Both IL-1β and TNF-α induce transcription factor NF kappa B activation, which is equivalent to its nuclear localization, causing skeletal muscle atrophy [15,16,52]. Once activated, NF kappa B in turn promotes the expression of the proinflammatory cytokines IL-1β and TNF-α, leading to a positive feed-back loop and a consequent overstimulation of NF kappa B and the development of muscular abnormalities [51,53]. Consistently, we observed that NF kappa B activation was correlated with IL-1β and TNF-α overexpression consequent to inducing chronic PD in mice by treating them with MPTP/p (Figure 3A–3D).
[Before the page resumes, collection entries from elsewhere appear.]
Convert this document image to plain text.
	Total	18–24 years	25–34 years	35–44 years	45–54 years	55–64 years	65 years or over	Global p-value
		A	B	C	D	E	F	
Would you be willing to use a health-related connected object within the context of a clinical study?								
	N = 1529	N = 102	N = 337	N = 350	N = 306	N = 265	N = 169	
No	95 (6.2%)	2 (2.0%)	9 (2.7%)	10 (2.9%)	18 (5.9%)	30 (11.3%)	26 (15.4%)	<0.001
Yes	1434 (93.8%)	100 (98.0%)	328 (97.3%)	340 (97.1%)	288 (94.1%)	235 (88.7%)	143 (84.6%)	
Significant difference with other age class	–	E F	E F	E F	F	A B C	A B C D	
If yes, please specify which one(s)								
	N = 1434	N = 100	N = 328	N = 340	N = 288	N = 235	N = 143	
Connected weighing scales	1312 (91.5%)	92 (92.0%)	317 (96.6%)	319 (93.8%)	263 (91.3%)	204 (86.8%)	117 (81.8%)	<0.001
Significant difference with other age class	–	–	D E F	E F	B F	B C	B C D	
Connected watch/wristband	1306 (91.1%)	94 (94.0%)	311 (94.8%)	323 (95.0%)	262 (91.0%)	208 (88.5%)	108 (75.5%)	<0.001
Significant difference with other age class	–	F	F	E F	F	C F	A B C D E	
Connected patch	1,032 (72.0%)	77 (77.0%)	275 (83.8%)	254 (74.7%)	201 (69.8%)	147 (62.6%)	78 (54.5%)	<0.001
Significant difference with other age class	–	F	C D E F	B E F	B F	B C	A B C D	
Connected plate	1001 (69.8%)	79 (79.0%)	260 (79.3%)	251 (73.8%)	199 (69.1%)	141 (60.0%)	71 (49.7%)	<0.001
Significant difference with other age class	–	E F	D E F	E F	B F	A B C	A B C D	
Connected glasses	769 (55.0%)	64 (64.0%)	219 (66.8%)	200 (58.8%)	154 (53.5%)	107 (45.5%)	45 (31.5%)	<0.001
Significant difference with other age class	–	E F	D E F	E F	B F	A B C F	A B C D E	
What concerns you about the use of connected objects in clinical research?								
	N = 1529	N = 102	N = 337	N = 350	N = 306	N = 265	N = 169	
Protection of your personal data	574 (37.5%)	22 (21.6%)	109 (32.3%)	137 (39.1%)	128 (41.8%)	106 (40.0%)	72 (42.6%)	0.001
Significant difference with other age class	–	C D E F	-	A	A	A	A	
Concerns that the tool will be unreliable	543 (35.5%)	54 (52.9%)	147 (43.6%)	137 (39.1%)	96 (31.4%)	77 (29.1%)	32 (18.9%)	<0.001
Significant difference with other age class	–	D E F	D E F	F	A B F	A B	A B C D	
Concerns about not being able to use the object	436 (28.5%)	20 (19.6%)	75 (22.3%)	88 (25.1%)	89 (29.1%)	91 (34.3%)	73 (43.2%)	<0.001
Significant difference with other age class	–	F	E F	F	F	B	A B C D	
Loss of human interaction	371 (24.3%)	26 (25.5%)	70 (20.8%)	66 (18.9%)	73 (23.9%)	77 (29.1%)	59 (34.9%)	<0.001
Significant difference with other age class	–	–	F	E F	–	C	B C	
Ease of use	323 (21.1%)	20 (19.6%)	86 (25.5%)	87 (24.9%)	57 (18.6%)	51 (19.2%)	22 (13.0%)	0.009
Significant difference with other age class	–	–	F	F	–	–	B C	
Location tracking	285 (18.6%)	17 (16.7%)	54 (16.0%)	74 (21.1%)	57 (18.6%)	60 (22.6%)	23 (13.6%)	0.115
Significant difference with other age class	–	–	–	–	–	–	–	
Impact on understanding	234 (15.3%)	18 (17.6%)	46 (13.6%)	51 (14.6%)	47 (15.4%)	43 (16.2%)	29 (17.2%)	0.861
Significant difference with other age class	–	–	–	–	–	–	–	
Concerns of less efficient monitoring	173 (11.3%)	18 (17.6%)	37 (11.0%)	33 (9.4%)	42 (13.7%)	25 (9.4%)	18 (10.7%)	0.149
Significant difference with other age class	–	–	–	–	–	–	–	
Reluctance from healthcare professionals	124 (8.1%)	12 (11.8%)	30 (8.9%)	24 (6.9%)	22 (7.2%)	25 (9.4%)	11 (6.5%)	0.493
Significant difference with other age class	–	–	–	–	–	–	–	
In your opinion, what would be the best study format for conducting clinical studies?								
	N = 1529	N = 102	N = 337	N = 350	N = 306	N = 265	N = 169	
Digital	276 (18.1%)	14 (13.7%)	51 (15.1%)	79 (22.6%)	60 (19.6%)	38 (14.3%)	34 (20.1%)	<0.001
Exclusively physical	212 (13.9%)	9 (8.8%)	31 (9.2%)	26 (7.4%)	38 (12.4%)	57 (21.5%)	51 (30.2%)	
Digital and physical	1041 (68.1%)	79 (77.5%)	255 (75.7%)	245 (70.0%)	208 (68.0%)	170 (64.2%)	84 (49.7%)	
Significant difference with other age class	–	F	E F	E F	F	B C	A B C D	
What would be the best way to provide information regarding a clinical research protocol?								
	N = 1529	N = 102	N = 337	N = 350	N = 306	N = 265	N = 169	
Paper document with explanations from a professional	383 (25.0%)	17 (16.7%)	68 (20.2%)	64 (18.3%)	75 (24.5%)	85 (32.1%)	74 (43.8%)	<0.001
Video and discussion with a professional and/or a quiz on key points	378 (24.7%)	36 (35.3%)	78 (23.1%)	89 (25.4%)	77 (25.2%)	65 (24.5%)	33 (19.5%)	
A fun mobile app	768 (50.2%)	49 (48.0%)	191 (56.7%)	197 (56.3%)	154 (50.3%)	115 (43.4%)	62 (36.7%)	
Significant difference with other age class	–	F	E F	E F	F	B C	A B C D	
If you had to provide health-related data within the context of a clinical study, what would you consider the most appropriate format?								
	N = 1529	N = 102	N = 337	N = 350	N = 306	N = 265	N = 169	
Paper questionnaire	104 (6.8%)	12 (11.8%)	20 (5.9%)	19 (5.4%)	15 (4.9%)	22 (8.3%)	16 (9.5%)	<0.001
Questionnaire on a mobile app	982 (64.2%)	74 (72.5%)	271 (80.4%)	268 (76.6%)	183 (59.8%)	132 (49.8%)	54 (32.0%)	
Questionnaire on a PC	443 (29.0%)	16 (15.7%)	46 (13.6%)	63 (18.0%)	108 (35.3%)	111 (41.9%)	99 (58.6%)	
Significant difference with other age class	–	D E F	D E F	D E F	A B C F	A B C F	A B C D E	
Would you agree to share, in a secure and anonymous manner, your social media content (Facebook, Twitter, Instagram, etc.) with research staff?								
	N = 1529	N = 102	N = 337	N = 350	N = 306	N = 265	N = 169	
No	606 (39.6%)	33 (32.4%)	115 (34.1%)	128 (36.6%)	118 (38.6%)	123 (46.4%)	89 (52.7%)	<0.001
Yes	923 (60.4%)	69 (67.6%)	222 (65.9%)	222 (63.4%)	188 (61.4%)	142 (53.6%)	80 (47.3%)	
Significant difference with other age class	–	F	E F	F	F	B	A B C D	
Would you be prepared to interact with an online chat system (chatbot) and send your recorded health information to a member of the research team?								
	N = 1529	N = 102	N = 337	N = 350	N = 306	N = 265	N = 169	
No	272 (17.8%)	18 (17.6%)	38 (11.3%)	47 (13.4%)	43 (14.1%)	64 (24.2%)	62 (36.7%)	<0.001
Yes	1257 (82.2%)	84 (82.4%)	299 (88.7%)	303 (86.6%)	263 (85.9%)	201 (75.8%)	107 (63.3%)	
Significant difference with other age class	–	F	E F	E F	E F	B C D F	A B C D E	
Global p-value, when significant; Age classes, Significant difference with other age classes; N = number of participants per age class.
iNOS overexpression and NF kappa B activation have been shown in skeletal muscles of patients with chronic heart failure (CHF) [38-42]. NF kappa B activation has been reported to be essential for iNOS expression and the subsequent NO generation, leading to the establishment of a positive regulatory loop [54,55]. NF kappa B activation has been suggested to contribute to age-related muscle loss in the elderly [53]. Additionally, NF kappa B activation has been demonstrated in inflammatory myopathies and Duchenne muscular dystrophy, where NF kappa B activity leads to muscle wasting and atrophy recognized in those conditions [56-58]. NF kappa B activation has been reported to cause degradation of particular skeletal muscle proteins, induce inflammation, and prevent post-injury myofiber regeneration, leading to skeletal muscle loss and subsequent atrophy in various conditions such as muscular dystrophy and chronic obstructive pulmonary disease [53]. NF kappa B has been suggested as a target for blocking skeletal muscle loss [59] because its genetic or pharmacological inhibition has been shown to ameliorate muscle pathogenesis and augment skeletal muscle regeneration [59]. Consistently, our previous study illustrated atrophic PD skeletal muscle fibers that showed angular profiles and substantial decline in cross-sectional area, which was suggestive of muscle atrophy [25,60-64], after PD induction. Gastrocnemius skeletal muscle atrophy was correlated with the upregulation of IL-1β and TNF-α and activation of NF kappa B, as illustrated by our results (Figure 1–3). Upregulated IL-1β and TNF-α, indeed, have been suggested to promote skeletal muscle atrophy by activating NF kappa B in inflammatory diseases [65]. Once activated, NF kappa B was described to alter gene expression, causing prolonged alterations in muscle protein levels and the subsequent atrophy promotion by stimulating muscle catabolism or disrupting muscle differentiation process [66-68]. Hence, NF kappa B activation may be a potential mechanism underlying the skeletal muscle atrophy observed in PD.

Nevertheless, a dual role has been described for NF kappa B in skeletal muscle: a pathological role and a protective role. NF kappa B is suggested to have a potential role in modulating the immune response and muscle regeneration by regulating myogenesis and muscle repair in polymyositis, dermatomyositis, and Duchenne muscular dystrophy [69,70]. Thus, future studies must be conducted to investigate whether NF kappa B can play any potential protective role in the PD skeletal muscle, because this is very important in targeting NF kappa B as a therapeutic approach.

Conclusions

In summary, our present findings show a correlation of PD with IL-1β and TNF-α upregulation and NF kappa B activation in gastrocnemius muscles, potentially promoting the atrophy frequently observed in PD. Thus, IL-1β and TNF-α may be therapeutic targets in an attempt to ameliorate and/or prevent skeletal muscle atrophy occurring in PD.